– А тебя никто не спрашивает, – сказала старуха бульдогу, который шел покорно на поводке. Пес приноравливался к маленьким старушечьим шагам и переступал, как хозяйка, – мелко, неторопливо, бочком, потому что с трудом сдерживал бьющую через край энергию и мощь.
Ветер бросил им навстречу белую метельную занавесь.
– Холодно, а ты все просишься гулять, – продолжала старуха ворчливо. – Гулять бы ему да гулять… Смотри, какой снег!
Бульдог понурил голову, будто и в самом деле почувствовал себя виноватым. Выпучив глаза, печально поглядел вверх на хозяйку.
Метель бушевала с утра, будто вернулся февраль. К полудню успокоилось, только изредка сорванные с деревьев белые шапки рассыпались прозрачной кисеей. Наконец где-то вверху, в небе, отодвинулось облако, и брызнуло солнце.
Словно почуяв свою правоту, бульдог дернул за веревочку и поволок старуху к речке, на мост, под которым бурлила вода. На потрепанном настиле не хватало досок, разметанных колесами грузовиков и танкеток, проходивших здесь целыми вереницами во время зимних учений. И теперь сверху сквозь щели видно было, как вода крутилась вокруг деревянных свай, а подплывавшие льдины вгрызались, разламывались от ударов и плыли дальше. Видно, пришло время, и, несмотря на холода, половодье набирало силу.
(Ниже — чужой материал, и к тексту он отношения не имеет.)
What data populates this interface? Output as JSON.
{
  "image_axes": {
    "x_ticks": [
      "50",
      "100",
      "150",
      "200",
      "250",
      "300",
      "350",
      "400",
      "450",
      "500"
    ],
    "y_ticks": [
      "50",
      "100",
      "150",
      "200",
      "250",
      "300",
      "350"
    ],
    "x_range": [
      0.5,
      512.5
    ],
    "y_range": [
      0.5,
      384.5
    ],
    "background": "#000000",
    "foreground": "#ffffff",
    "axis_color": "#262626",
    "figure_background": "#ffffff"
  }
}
Старуха хотела было идти через мост, но замешкалась и резко натянула поводок. Пес оглянулся. Он не посмел подумать, что мудрейшая его хозяйка в чем-либо не права, и терпеливо ждал разъяснений.
– Туда опасно, – с запозданием пояснила старуха. – Можно провалиться. Поглядим, как они проедут.
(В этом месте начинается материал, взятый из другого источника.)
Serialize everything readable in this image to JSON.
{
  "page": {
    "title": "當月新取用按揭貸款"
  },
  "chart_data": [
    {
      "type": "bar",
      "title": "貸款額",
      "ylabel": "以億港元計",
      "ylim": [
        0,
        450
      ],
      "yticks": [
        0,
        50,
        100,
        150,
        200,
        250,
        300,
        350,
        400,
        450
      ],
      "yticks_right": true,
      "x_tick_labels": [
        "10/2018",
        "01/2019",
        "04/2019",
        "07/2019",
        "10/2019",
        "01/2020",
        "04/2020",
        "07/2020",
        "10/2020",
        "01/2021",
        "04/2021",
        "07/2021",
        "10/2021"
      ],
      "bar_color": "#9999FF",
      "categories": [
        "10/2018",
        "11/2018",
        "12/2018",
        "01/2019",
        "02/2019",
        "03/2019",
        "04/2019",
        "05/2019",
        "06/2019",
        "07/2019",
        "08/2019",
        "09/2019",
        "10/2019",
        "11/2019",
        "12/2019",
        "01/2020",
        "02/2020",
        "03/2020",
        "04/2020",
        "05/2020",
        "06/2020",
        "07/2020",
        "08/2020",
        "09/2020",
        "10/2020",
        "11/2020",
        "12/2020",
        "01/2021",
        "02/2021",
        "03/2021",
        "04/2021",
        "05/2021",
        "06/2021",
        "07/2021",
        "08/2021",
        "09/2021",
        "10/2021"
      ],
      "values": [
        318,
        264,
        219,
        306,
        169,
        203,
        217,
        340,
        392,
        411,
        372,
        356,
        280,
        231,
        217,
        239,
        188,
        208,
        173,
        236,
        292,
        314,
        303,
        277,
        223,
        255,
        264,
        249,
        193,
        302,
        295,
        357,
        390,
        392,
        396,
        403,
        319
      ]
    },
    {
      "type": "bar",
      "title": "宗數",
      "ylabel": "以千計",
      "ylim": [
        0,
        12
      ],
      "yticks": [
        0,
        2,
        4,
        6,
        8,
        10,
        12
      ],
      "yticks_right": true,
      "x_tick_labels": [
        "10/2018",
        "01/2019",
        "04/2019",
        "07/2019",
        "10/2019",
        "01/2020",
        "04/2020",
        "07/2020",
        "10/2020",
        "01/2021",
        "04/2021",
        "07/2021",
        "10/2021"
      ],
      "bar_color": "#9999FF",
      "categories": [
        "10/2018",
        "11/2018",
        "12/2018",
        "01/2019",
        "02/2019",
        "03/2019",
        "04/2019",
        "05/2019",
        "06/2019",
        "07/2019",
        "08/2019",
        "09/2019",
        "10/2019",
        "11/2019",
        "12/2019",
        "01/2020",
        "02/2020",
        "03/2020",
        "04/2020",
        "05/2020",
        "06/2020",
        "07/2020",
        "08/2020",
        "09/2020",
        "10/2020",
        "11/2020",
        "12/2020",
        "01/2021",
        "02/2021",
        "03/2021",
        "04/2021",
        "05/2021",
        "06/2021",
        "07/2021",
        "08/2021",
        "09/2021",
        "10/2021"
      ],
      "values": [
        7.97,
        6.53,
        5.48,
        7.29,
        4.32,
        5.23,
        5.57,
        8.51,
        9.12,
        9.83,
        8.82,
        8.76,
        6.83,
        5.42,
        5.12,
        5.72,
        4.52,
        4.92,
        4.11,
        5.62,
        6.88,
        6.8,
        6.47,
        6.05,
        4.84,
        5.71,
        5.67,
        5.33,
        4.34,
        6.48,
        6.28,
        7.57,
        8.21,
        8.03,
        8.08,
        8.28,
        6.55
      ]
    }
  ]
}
Сверху по дороге прямо к мосту, вырастая с каждой секундой, скатилась новенькая танкетка и остановилась по другую сторону реки. Аккуратные колесики прилажены надежно и не цепляются друг за дружку даже на самом быстром ходу. Грозной пустотой зияла тоненькая пушечка. Во всех линиях – лад и продуманность, словно бы лучше и смастерить нельзя, не то что рохля трактор, всю зиму ржавевший на краю поселка. Нет! Люди всегда для истребления и войны думали быстрее и ловчее, чем обо всем остальном.
Танкетка еще приблизилась, от ее броневых плит, выкрашенных зеленой краской, веяло какой-то праздничной несокрушимой мощью. Но старуха не радовалась. Мир, который она создавала всю свою жизнь, крепчал и наливался силой. И в то же время оставался чужим, больше того – враждебным, изничтожающим все, что связано было с ее делами и памятью.
Тяжесть крашеного броневого листа, как и всякое другое проявление государственного могущества, вызывало у старухи острое ревнивое чувство: если бы она руководила страной или друзья – такие, как она, – броня была бы крепка не хуже, а даже лучше.
Но все связанное с нею, с друзьями, сломлено, разметано и странно, что уцелело в душе после стольких тюрем. Но даже если бы этих горьких лет было вдвое больше, она бы не отказалась от своей судьбы. Жизнь ее была заполнена любовью по самую высокую отметку – выше не бывает, – хотя за всю жизнь ей выпало любви меньше трех лет.
Она сама не ожидала, что ее выпустят из тюрьмы и даже разрешат поселиться у двоюродной тетки. Больше от семьи никого не осталось. Странно, что посреди всех бурь в ней по-прежнему крепло чувство, что будь отец жив, он бы защитил ее ото всех невзгод. Умом она понимала: ничего не мог сделать слабый больной старик. А чувство жило. И видела она, как в стылый мартовский день возле дома кабатчиков Мызниковых отец повязывает алую ленту на броневик. И все кричат от восторга, и он кричит. Слава богу, не дожил до Октября. А если бы дожил, увидел бы, что она увидела?